Avec pudeur mais néanmoins rage, elle dit la souffrance du racisme ordinaire. De ces phrases anodines « dites sans méchanceté », des observations, questions maladroites qui blessent peut-être encore plus que l’insulte frontale. « Leurs yeux qui cherchent sur mon corps une trace de ma mère, un signe de mon père. » Puis « J’aurai toujours à expliquer. A me justifier. » Du tabou « arabe » qui règne en France à tel point que l’on a inventé le terme de « beur »… La réconciliation et un début d’apaisement n’interviendra que sur un terre intermédiaire, celle de l’Italie…

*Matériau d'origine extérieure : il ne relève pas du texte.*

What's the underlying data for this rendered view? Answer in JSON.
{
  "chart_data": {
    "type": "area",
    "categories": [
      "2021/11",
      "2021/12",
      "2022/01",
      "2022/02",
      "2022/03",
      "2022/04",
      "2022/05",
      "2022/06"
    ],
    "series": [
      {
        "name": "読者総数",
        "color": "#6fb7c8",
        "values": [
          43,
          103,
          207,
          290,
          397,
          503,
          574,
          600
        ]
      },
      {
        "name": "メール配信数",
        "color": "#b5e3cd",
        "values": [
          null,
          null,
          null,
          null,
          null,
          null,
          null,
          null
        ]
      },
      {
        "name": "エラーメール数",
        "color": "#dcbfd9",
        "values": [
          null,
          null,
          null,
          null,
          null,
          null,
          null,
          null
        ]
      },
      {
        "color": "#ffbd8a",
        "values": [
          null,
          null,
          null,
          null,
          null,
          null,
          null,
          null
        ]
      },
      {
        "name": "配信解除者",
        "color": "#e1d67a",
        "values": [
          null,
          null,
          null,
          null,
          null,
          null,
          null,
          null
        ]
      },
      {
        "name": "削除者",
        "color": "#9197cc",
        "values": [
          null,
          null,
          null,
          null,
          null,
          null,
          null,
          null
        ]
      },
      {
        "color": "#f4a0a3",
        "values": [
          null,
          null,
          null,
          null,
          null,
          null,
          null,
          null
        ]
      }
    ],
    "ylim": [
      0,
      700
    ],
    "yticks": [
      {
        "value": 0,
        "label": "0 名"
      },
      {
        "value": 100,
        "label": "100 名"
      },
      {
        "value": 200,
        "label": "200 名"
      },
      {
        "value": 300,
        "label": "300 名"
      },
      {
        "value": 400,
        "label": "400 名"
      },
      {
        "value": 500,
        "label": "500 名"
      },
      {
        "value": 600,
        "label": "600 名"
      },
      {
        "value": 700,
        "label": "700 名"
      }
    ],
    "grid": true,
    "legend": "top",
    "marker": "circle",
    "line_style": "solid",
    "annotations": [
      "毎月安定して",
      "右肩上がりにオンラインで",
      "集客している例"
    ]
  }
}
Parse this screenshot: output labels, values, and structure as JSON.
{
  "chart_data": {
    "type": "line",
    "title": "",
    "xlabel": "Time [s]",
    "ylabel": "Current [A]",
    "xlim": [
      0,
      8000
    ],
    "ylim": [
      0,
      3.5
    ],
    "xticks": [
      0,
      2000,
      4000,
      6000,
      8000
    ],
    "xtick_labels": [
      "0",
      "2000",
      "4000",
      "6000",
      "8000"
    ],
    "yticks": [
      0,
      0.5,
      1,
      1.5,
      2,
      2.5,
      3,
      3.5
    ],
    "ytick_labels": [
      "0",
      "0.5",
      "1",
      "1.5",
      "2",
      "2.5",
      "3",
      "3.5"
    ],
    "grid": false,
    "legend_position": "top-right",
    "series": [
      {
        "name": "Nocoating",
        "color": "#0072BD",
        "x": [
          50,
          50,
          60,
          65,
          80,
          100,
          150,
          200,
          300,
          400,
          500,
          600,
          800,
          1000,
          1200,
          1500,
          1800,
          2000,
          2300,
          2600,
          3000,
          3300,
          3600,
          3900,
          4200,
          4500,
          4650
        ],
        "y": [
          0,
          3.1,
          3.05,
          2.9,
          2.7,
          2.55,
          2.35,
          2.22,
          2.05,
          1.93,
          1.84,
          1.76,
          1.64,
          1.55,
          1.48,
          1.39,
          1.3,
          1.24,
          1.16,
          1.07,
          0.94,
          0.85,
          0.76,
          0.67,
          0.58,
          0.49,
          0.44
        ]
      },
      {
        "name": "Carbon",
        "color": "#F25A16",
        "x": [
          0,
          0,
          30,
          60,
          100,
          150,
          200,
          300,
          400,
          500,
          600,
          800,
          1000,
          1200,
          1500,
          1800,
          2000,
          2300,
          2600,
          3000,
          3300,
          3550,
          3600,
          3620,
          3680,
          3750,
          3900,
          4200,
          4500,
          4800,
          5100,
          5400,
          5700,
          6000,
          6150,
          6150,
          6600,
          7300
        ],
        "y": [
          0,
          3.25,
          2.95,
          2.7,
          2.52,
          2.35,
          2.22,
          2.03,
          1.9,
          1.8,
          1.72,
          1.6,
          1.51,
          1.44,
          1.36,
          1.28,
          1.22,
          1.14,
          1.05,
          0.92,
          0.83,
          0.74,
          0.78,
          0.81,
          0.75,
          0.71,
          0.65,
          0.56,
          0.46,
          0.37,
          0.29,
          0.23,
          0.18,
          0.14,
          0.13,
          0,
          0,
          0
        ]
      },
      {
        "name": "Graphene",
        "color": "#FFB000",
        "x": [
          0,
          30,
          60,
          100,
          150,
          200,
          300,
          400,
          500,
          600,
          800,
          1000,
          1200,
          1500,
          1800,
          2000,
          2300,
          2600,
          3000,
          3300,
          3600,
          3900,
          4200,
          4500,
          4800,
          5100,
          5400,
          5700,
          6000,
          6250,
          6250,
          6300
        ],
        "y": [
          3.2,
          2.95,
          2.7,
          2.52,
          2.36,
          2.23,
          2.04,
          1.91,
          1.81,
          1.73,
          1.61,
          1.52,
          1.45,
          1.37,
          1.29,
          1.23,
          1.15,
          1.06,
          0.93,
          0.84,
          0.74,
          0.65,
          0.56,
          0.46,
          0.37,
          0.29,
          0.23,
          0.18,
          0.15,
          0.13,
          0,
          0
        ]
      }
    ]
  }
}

Avec son écriture à la fois sèche et d’une grande puissance émotionnelle, elle parvient en quelques lignes brèves, quelques mots à atteindre le cœur des choses, des non-dits. C’est un roman hérissé d’une colère rentrée contre elle-même et contre son entourage qu’elle livre ici. Sa forme fait de séquences saccadées, de répétitions, d’allers-retours peut parfois être oppressante, étourdissante ou hypnotique comme les vagues qui fluent et refluent et apportent chaque fois une nouvelle vérité sur cette enfant métissée. Une écriture lancinante comme le désert qui avance, qui se resserre, se densifie et se fortifie à chaque nouvelle phrase. En tournant la dernière page de ce roman intense, on se dit que finalement c’est davantage un livre sur une cicatrice qui ne se referme pas : celle de l’Algérie, de son départ brusque et « en désordre » et de ses parents, que sur sa féminité qu’a écrit Nina Bouraoui. Un roman qui aurait tout aussi bien s’appeler « Quitter Alger »…
Paroles de Nina Bouraoui à propos de « Garçon manqué »:
Nina Bouraoui raconte qu’elle a voulu «tout oublier» pour survivre à la nostalgie. «Il fallait s’adapter, et pour cela effacer ma première vie.» Pas si simple: le pays de son père refuse de se taire et hante ses romans de sa chaleur et de sa sensualité. «J’adore écrire sur sa lumière, ses odeurs, ses couleurs, sa poésie et sa mélancolie», explique Nina Bouraoui. Pourtant, si elle ne cesse de revivre cette enfance algérienne par l’écriture, elle n’y est jamais retournée – «peur d’être déçue peut-être, par soi-même aussi». Elle qui pensait que quitter l’Algérie c’était «laisser une place vide», réalise peu à peu qu’écrire, «c’est donner de mes nouvelles à tous ceux que j’ai laissé», auxquels elle n’a jamais pu dire adieu et aux lettres desquels elle n’a jamais répondu.
1 Commentaire
Un article excellent. J’ai assigne la lecture de ce roman comme partie d’un cours de litterature francophone dans une universite aux Etats-Unis, comme exemple du probleme de l’identite, mais aussi comme un chant d’espoir contre une ambivalence angoissante. La technique du courant de conscience permet au lecteur penetrer la pensee de l’ecrivain et etre transporte a un universe lointain, inconnu, de la main de Nina/Ahmed. Un roman vraiment beau.